If the thought of slipping into high heels and going out on the town makes you shiver, why not leave your Ugg boots on and bring the party to you? "Winter is a great time to get everyone together for a big cook-up," says Victor Pisapia, Executive Chef and Co-Director of Cheeky Food Group. "Our company specialises in getting groups of 10, 20, 200 people cooking together at conferences and for team building events so we see no reason you can't do the same with your friends or family - instead of being just a great 'party thrower', you can be great chefs too and get everyone involved in making the party a culinary adventure.
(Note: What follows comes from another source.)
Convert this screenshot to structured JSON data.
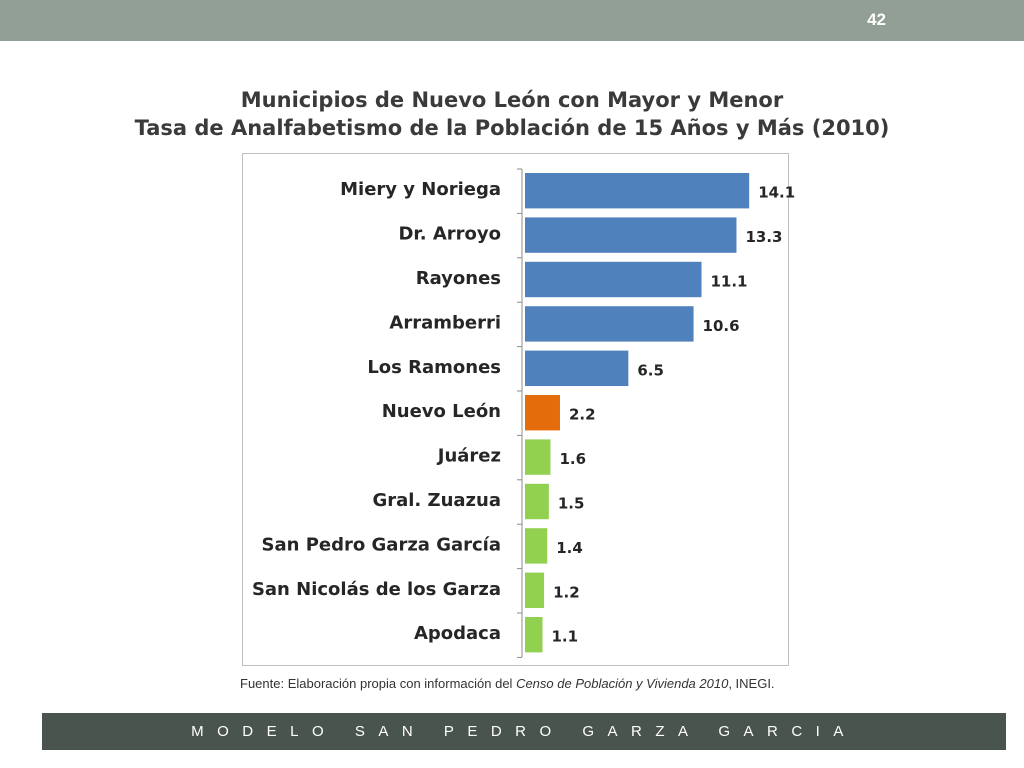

So what's the best way to get all your friends - even the ones who don't know one end of a saucepan from the other - into the kitchen? Victor, who has successfully taught 'water-burners', gives a sure-fire recipe for communal cooking success:
1. Appoint an organiser
Someone will need to coordinate the 'event'. Ideally, the person who is hosting the cook-up will take on the Chief Organiser role. This includes setting the date and time, arranging the venue/house and organising food and equipment.
2. Create a menu
Whether you want to nominate a favourite dish, choose a theme or simply leave it up to the discretion of an appointed Menu Mistress or Master, you will need to figure out what you're going to make, find the recipes and write a shopping list. The list then needs to be passed along to the Chief Organiser so they can do the grocery shopping.
3. Create a budget
This way no one gets stuck paying for everything. If everyone agrees to pitch in a certain amount and agrees to bring a bottle of wine, cheese or a bunch of flowers, your communal cook-up will be lavish and inexpensive
4. Put all the job functions into a hat
The Menu Mistress or Master needs to list the menu items on separate pieces of paper to coordinate the number of people who need to work on each dish. For example, two people could work on making Coq Au Vin for the mains, while three people could prepare the vegetables: one person on potatoes, another on greens and another on salad.
5. Get cooking!
But before you do, make sure the music (and the heater) is cranked up and everyone has a drink in their hand. If there are enough people, you could even go so far as to appoint a Bartender and a DJ from within the group.
6. The final flourish
Set the table with linen (or a sheet, if you don't have a big enough table cloth), flowers and candles. Serve the food buffet-style, to avoid overcrowding the table, and remind everyone to garnish their dishes to give them a touch of professional flair!
If you want to take it one step further, you can also have a costume cook-up with silly hats, ugly beanies or complete Edwardian dress - whatever takes your fancy!